1584年 天正12年 1月1日 下野国佐野城主佐野宗綱は再び同国足利岩井山城を攻めたが鉄砲で射殺される。
 〃    〃 1月5日 上野国新田実城金山城主由良刑部大輔信濃守成繁入道宗得が病死し、其子新六郎国繁が継ぐ。
 〃    〃 2月 北條氏直が下野国河内郡宇都宮城主宇都宮国綱を攻めて外郭に放火して佐竹義重と対陣する。

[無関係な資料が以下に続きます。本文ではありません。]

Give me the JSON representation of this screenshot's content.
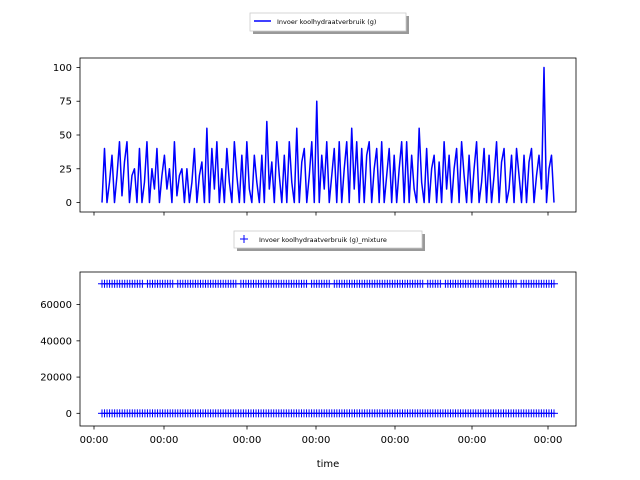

 〃    〃 4月3日 北條氏直と佐竹義重と下野国の沼尻に於て対陣する。
 〃    〃 6月 多賀谷重経が河内郡牛久城主岡見中務少輔保完を攻める。
 〃    〃 7月15日 信濃国上田城主真田安房守昌幸が徳川家康より上野国の沼田領を北條氏政に明渡す可く命じられたが、其の申し入れを拒否して越後国の上杉景勝に援助を求める。
 〃    〃 7月26日 北條氏直が下野国皆川城主皆川山城守廣照を攻め、佐竹義重と戰ったが間も無く和睦する。

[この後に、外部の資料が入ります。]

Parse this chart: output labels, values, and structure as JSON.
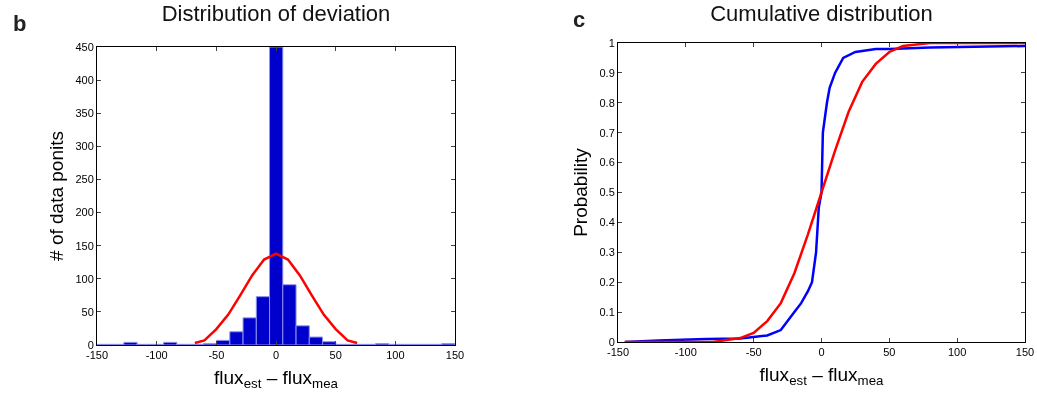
{
  "chart_data": [
    {
      "type": "histogram",
      "title": "Distribution of deviation",
      "xlabel": "flux$_{est}$ – flux$_{mea}$",
      "ylabel": "# of data ponits",
      "annotations": [
        "b"
      ],
      "bins": [
        -149.7,
        -138.6,
        -127.5,
        -116.4,
        -105.3,
        -94.2,
        -83.1,
        -72,
        -60.9,
        -49.8,
        -38.7,
        -27.6,
        -16.5,
        -5.4,
        5.7,
        16.8,
        27.9,
        39,
        50.1,
        61.2,
        72.3,
        83.4,
        94.5,
        105.6,
        116.7,
        127.8,
        138.9,
        150
      ],
      "series": [
        {
          "color": "#0000cc",
          "values": [
            1,
            1,
            4,
            1,
            1,
            4,
            1,
            1,
            2,
            7,
            20,
            41,
            73,
            450,
            91,
            29,
            12,
            5,
            1,
            1,
            1,
            2,
            1,
            1,
            1,
            1,
            2
          ]
        },
        {
          "type": "line",
          "color": "#ff0000",
          "x": [
            -68,
            -60,
            -50,
            -40,
            -30,
            -20,
            -10,
            0,
            10,
            20,
            30,
            40,
            50,
            60,
            68
          ],
          "values": [
            3,
            7,
            24,
            46,
            75,
            105,
            129,
            138,
            129,
            105,
            75,
            46,
            24,
            7,
            3
          ]
        }
      ],
      "xlim": [
        -150,
        150
      ],
      "xticks": [
        -150,
        -100,
        -50,
        0,
        50,
        100,
        150
      ],
      "ylim": [
        0,
        450
      ],
      "yticks": [
        0,
        50,
        100,
        150,
        200,
        250,
        300,
        350,
        400,
        450
      ],
      "grid": false,
      "line_style": "solid",
      "marker": "none"
    },
    {
      "type": "line",
      "title": "Cumulative distribution",
      "xlabel": "flux$_{est}$ – flux$_{mea}$",
      "ylabel": "Probability",
      "annotations": [
        "c"
      ],
      "series": [
        {
          "color": "#0000ff",
          "x": [
            -145,
            -120,
            -85,
            -60,
            -50,
            -40,
            -30,
            -25,
            -20,
            -15,
            -10,
            -7,
            -4,
            -2,
            0,
            1,
            4,
            6,
            10,
            16,
            25,
            40,
            50,
            80,
            150
          ],
          "values": [
            0,
            0.005,
            0.01,
            0.012,
            0.017,
            0.022,
            0.04,
            0.07,
            0.1,
            0.13,
            0.17,
            0.2,
            0.3,
            0.45,
            0.5,
            0.7,
            0.8,
            0.85,
            0.9,
            0.95,
            0.97,
            0.98,
            0.98,
            0.985,
            0.99
          ]
        },
        {
          "color": "#ff0000",
          "x": [
            -145,
            -80,
            -60,
            -50,
            -40,
            -30,
            -20,
            -10,
            0,
            10,
            20,
            30,
            40,
            50,
            60,
            80,
            150
          ],
          "values": [
            0,
            0,
            0.013,
            0.03,
            0.07,
            0.13,
            0.23,
            0.36,
            0.5,
            0.64,
            0.77,
            0.87,
            0.93,
            0.97,
            0.99,
            1,
            1
          ]
        }
      ],
      "xlim": [
        -150,
        150
      ],
      "xticks": [
        -150,
        -100,
        -50,
        0,
        50,
        100,
        150
      ],
      "ylim": [
        0,
        1
      ],
      "yticks": [
        0,
        0.1,
        0.2,
        0.3,
        0.4,
        0.5,
        0.6,
        0.7,
        0.8,
        0.9,
        1
      ],
      "grid": false,
      "line_style": "solid",
      "marker": "none"
    }
  ]
}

 〃    〃 9月20日 多賀谷重経が河内郡牛久城主岡見中務少輔保完を破って攻略す。
 〃    〃 12月 徳川家康の次子於義丸が豊臣秀吉の養子と成り家康は於義丸を摂津国の大阪に送る。
 〃    〃 近江国山上里の住人山上強右ヱ門久忠は北條氏直に仕えて横地某を討って功有りて其の闕地を給せらる。
 〃    〃 北條氏直が徳川家康と和睦し、徳川家康の娘を娶る事に成りて小笠原康廣が使節として浜松に行く。